The Delhi Police case at the bail stage
Drawing comparisons to recent events in Bangladesh and Nepal, the Delhi Police have projected the riots as planned rather than spontaneous in their affidavit and submissions, arguing that speeches and protest logistics were used to divide society along communal lines and effect a regime change through orchestrated violence.
Additionally, they have described the accused as “anti-nationals, not intellectuals.” This is a strong rhetorical choice, but at the bail stage, it ultimately comes down to whether the documents, chats, CDRs, witness statements, and financial records show a cogent, deliberate design connecting the accused to the alleged terror acts.
Legally, the Delhi Police’s view is supported by three essential points:
Existing High Court ruling on a prima facie case: The Watali test was already employed by the Delhi High Court in its 133 page ruling, which concluded that there are good reasons to think the charges are first accurate. That is the exact order that is being contested. The Supreme Court would essentially have to disagree with this initial assessment while adhering to the same Section 43D(5) restrictions in order to grant bail.
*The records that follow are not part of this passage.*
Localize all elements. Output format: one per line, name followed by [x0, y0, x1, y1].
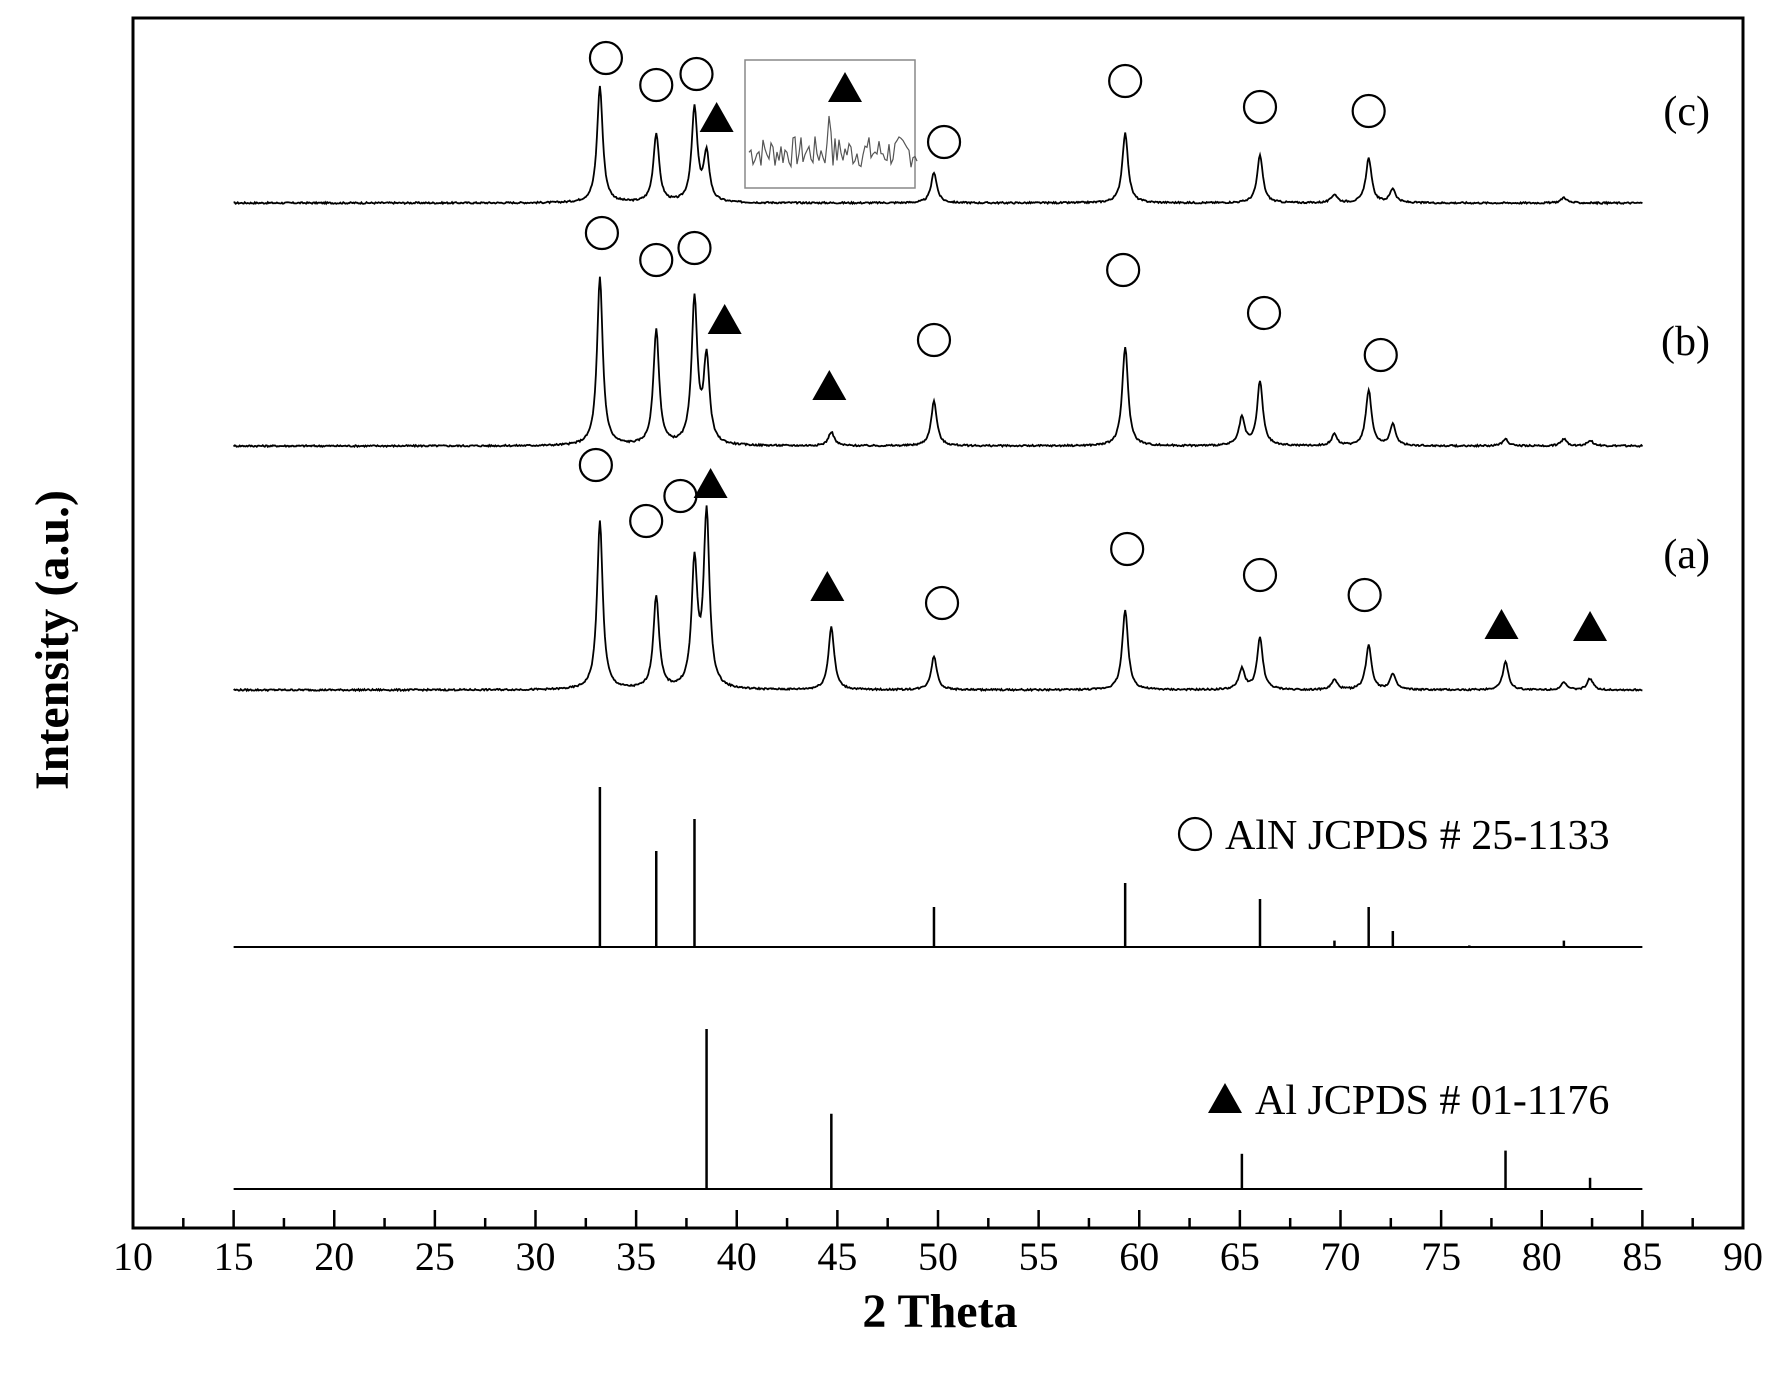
- reference-patterns: [233, 787, 1643, 1190]
- x-tick-label: 90: [1723, 1234, 1763, 1279]
- y-axis-label: Intensity (a.u.): [26, 490, 79, 790]
- legend: AlN JCPDS # 25-1133 Al JCPDS # 01-1176: [1177, 813, 1610, 1124]
- series-label: (a): [1663, 532, 1710, 578]
- x-tick-label: 20: [314, 1234, 354, 1279]
- x-tick-label: 75: [1421, 1234, 1461, 1279]
- series-label: (c): [1663, 89, 1710, 135]
- x-tick-label: 10: [113, 1234, 153, 1279]
- al-triangle-marker: [693, 468, 728, 498]
- inset: [744, 59, 918, 189]
- aln-circle-marker: [584, 215, 620, 251]
- x-tick-label: 45: [817, 1234, 857, 1279]
- al-triangle-marker: [828, 72, 862, 102]
- aln-circle-marker: [1351, 93, 1386, 129]
- x-axis-label: 2 Theta: [862, 1285, 1017, 1338]
- aln-circle-marker: [1242, 89, 1278, 125]
- aln-circle-marker: [663, 478, 698, 514]
- x-tick-label: 70: [1321, 1234, 1361, 1279]
- x-tick-label: 85: [1622, 1234, 1662, 1279]
- aln-circle-marker: [588, 40, 624, 76]
- series-line: [233, 85, 1643, 206]
- aln-circle-marker: [1347, 577, 1382, 613]
- al-triangle-marker: [812, 370, 847, 400]
- aln-circle-marker: [1106, 252, 1141, 288]
- x-tick-label: 55: [1019, 1234, 1059, 1279]
- aln-circle-marker: [639, 242, 674, 278]
- aln-circle-marker: [1108, 63, 1143, 99]
- aln-circle-marker: [629, 503, 664, 539]
- series-label: (b): [1661, 319, 1710, 365]
- legend-label: AlN JCPDS # 25-1133: [1225, 813, 1610, 859]
- aln-circle-marker: [916, 322, 952, 358]
- aln-circle-marker: [1110, 531, 1145, 567]
- x-tick-label: 80: [1522, 1234, 1562, 1279]
- aln-circle-marker: [926, 124, 962, 160]
- aln-circle-marker: [578, 447, 613, 483]
- al-triangle-marker: [1484, 609, 1519, 639]
- legend-label: Al JCPDS # 01-1176: [1255, 1078, 1609, 1124]
- aln-circle-marker: [679, 56, 714, 92]
- series-line: [233, 505, 1643, 693]
- x-tick-label: 50: [918, 1234, 958, 1279]
- x-tick-label: 25: [415, 1234, 455, 1279]
- al-triangle-marker: [1208, 1083, 1242, 1113]
- x-tick-label: 65: [1220, 1234, 1260, 1279]
- x-tick-label: 30: [516, 1234, 556, 1279]
- aln-circle-marker: [1363, 337, 1398, 373]
- x-tick-label: 40: [717, 1234, 757, 1279]
- aln-circle-marker: [639, 67, 674, 103]
- aln-circle-marker: [1177, 816, 1213, 852]
- series-line: [232, 276, 1644, 449]
- x-tick-label: 35: [616, 1234, 656, 1279]
- aln-circle-marker: [1242, 557, 1278, 593]
- al-triangle-marker: [707, 304, 742, 334]
- x-tick-label: 60: [1119, 1234, 1159, 1279]
- al-triangle-marker: [699, 102, 734, 132]
- al-triangle-marker: [810, 571, 845, 601]
- al-triangle-marker: [1573, 611, 1608, 641]
- diffraction-patterns: [232, 85, 1644, 693]
- inset-line: [748, 115, 918, 169]
- x-axis: 10 15 20 25 30 35 40 45 50 55 60 65 70 75 80 85 90: [113, 1210, 1763, 1279]
- phase-markers: [578, 40, 1608, 641]
- aln-circle-marker: [1246, 295, 1282, 331]
- x-tick-label: 15: [214, 1234, 254, 1279]
- series-labels: (c) (b) (a): [1661, 89, 1710, 578]
- aln-circle-marker: [677, 230, 712, 266]
- aln-circle-marker: [924, 585, 960, 621]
Scale and complexity as a reason for the delay: A large portion of the time is explained by the several chargesheets, hundreds of witnesses, and countless accused. Additionally, the record indicates that certain delays can be attributed to defense strategy rather than just the State. The claim that extended detention alone warrants bail seems exaggerated in such a situation.
Conspiracy at the center of the matter: The defence’s arguments consistently emphasize the lack of weapons, CCTV footage, FIRs, or direct aggression. However, this is exactly the goal of a broader conspiracy prosecution, which aims to criminalize those who plan, organize, and intensify disruption while others carry it out. The statutory framework of UAPA just questions whether the police’s perspective on the documents is reasonably believable, whether they finally prevail at trial is a concern for the future.
Conclusion
The Delhi riots conspiracy accused’s reply arguments effectively highlight important civil liberty issues, including as six years in detention, overlapping speech charges, and the dangers of classifying dissent as terrorism. They are worthy of careful thought.
However, many of these submissions seem to drive the Supreme Court toward a merits re-appraisal that the bail structure is intended to avoid when seen solely through the prism of Section 43D(5) UAPA and the Delhi High Court’s earlier rulings. Typical trial questions that are not usually decisive at the prima facie bail stage include alibi, speech interpretation, the qualitative nature of protest funding, and the weight of CDRs versus oral testimony.
The Supreme Court’s ruling will ultimately have ramifications that go well beyond the Delhi riots case. It would indicate the extent to which constitutional courts are prepared to challenge the structural ban on bail imposed by UAPA with Najeeb style liberty grounds. For the time being, a close examination of the defence arguments from yesterday’s hearing indicates that, although they are persuasive verbally, they might not be able to significantly undermine the prima facie satisfaction that now supports the Delhi Police’s case.